Of course they're not ready. They're kids. They have no sense of context. They can't prioritize threats in their environment. Ghosts compete, in their minds, with chardonnay and peanuts. What do they know? It's our job to sort out the relevant fears. And frankly, we're not handling it very well.

According to the National Mental Health Information Center, 13% of American children ages 9 to 17 suffer from anxiety disorders in a one-year prevalence rate. This is a striking increase over the number of children who felt anxious in the 1950s, as psychology professor Jean Twenge of San Diego State University points out in her book, Generation Me: Why Today's Young Americans Are More Confident, Assertive, Entitled — and More Miserable than Ever Before.

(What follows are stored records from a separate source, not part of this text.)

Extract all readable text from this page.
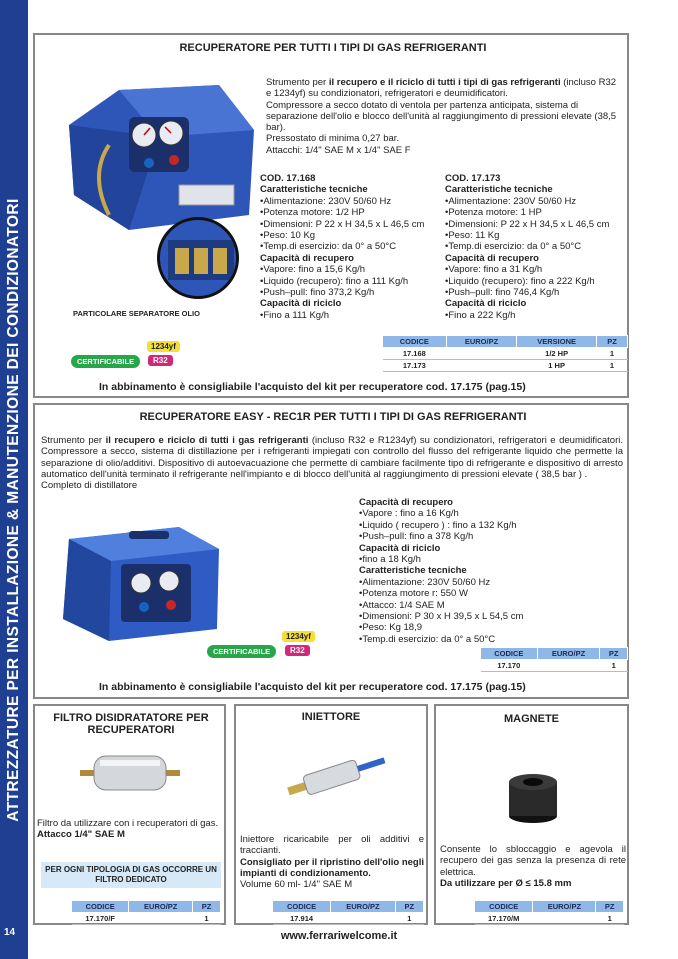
ATTREZZATURE PER INSTALLAZIONE & MANUTENZIONE DEI CONDIZIONATORI
14
RECUPERATORE PER TUTTI I TIPI DI GAS REFRIGERANTI
PARTICOLARE SEPARATORE OLIO
Strumento per il recupero e il riciclo di tutti i tipi di gas refrigeranti (incluso R32 e 1234yf) su condizionatori, refrigeratori e deumidificatori.
Compressore a secco dotato di ventola per partenza anticipata, sistema di separazione dell'olio e blocco dell'unità al raggiungimento di pressioni elevate (38,5 bar).
Pressostato di minima 0,27 bar.
Attacchi: 1/4" SAE M x 1/4" SAE F
COD. 17.168
Caratteristiche tecniche
• Alimentazione: 230V 50/60 Hz
• Potenza motore: 1/2 HP
• Dimensioni: P 22 x H 34,5 x L 46,5 cm
• Peso: 10 Kg
• Temp.di esercizio: da 0° a 50°C
Capacità di recupero
• Vapore: fino a 15,6 Kg/h
• Liquido (recupero): fino a 111 Kg/h
• Push–pull: fino 373,2 Kg/h
Capacità di riciclo
• Fino a 111 Kg/h
COD. 17.173
Caratteristiche tecniche
• Alimentazione: 230V 50/60 Hz
• Potenza motore: 1 HP
• Dimensioni: P 22 x H 34,5 x L 46,5 cm
• Peso: 11 Kg
• Temp.di esercizio: da 0° a 50°C
Capacità di recupero
• Vapore: fino a 31 Kg/h
• Liquido (recupero): fino a 222 Kg/h
• Push–pull: fino 746,4 Kg/h
Capacità di riciclo
• Fino a 222 Kg/h
1234yf
CERTIFICABILE	R32
CODICE	EURO/PZ	VERSIONE	PZ
17.168		1/2 HP	1
17.173		1 HP	1
In abbinamento è consigliabile l'acquisto del kit per recuperatore cod. 17.175 (pag.15)
RECUPERATORE EASY - REC1R PER TUTTI I TIPI DI GAS REFRIGERANTI
Strumento per il recupero e riciclo di tutti i gas refrigeranti (incluso R32 e R1234yf) su condizionatori, refrigeratori e deumidificatori. Compressore a secco, sistema di distillazione per i refrigeranti impiegati con controllo del flusso del refrigerante liquido che permette la separazione di olio/additivi. Dispositivo di autoevacuazione che permette di cambiare facilmente tipo di refrigerante e dispositivo di arresto automatico dell'unità terminato il refrigerante nell'impianto e di blocco dell'unità al raggiungimento di pressioni elevate ( 38,5 bar ) .
Completo di distillatore
Capacità di recupero
• Vapore : fino a 16 Kg/h
• Liquido ( recupero ) : fino a 132 Kg/h
• Push–pull: fino a 378 Kg/h
Capacità di riciclo
• fino a 18 Kg/h
Caratteristiche tecniche
• Alimentazione: 230V 50/60 Hz
• Potenza motore r: 550 W
• Attacco: 1/4 SAE M
• Dimensioni: P 30 x H 39,5 x L 54,5 cm
• Peso: Kg 18,9
• Temp.di esercizio: da 0° a 50°C
1234yf
CERTIFICABILE	R32	CODICE	EURO/PZ	PZ
17.170		1
In abbinamento è consigliabile l'acquisto del kit per recuperatore cod. 17.175 (pag.15)
FILTRO DISIDRATATORE PER RECUPERATORI
Filtro da utilizzare con i recuperatori di gas.
Attacco 1/4" SAE M
PER OGNI TIPOLOGIA DI GAS OCCORRE UN FILTRO DEDICATO
CODICE	EURO/PZ	PZ
17.170/F		1
INIETTORE
Iniettore ricaricabile per oli additivi e traccianti.
Consigliato per il ripristino dell'olio negli impianti di condizionamento.
Volume 60 ml- 1/4" SAE M
CODICE	EURO/PZ	PZ
17.914		1
MAGNETE
Consente lo sbloccaggio e agevola il recupero dei gas senza la presenza di rete elettrica.
Da utilizzare per Ø ≤ 15.8 mm
CODICE	EURO/PZ	PZ
17.170/M		1
www.ferrariwelcome.it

The average child, Twenge told me, reports more anxiety than child psychiatric patients did 50 years ago.

These are not the children of Beirut and Israel's Haifa, nor of Afghanistan. These are American kids being terrified of math tests and bicycles.

“Why,” asks California-based child psychologist Madeline Levine, “are the most advantaged kids in this country running into unprecedented levels of mental illness and emotional distress?”

In Levine's book, The Price of Privilege: How Parental Pressure and Material Advantage Are Creating a Generation of Disconnected and Unhappy Kids, she offers some interesting answers.

“Parents are genetically programmed to protect their children from threats,” she says. “Thankfully, the more recent historical threats to our children's well-being — malnutrition and devastating childhood illnesses — have been eradicated, or greatly reduced. Yet, levels of parental anxiety remain extraordinarily high.”

We worry about our children, which makes them worry, and then — surprise! — we treat their worries as a health crisis and medicate them.

There has been a blazing upsurge in psychiatric drug use in children. The number of prescriptions for anti-psychotics, for instance, increased fivefold from 1993 to 2002. Ritalin gets doled out like candy; countless grade-schoolers take anti-depressants.

I wonder what kind of soldiers and citizen heroes we are raising to meet history's next great challenges if they're made to believe that they need sun hats and Zoloft just to get through the day.

It is interesting to consider that the so-called Greatest Generation, which fought in World War II and grew up during the Depression, exhibited very little fear of bodily injury or death in childhood. According to a study done in 1933, American children at that time were most afraid of the supernatural and the dark — what you might call normal childhood fears through the ages.

Now, apparently, there is no normal. Everything is frightening.

This is a very tangled web we are weaving. As Levine has observed about the adolescents in her practice in Marin County, Calif.: “They are overly dependent on the opinions of parents, teachers, coaches and peers and frequently rely on others, not only to pave the way on difficult tasks but to grease the wheels of everyday life as well.”

They have not, in other words, been able to fall on the park grass without their helmets. They have not been allowed to stumble, or to fail. They are being made to fret about everything and nothing, and are surprised by adversity. This is not how a generation should be raised.

Patricia Pearson is a freelance writer and author living in Toronto. She is also a member of USA TODAY's board of contributors.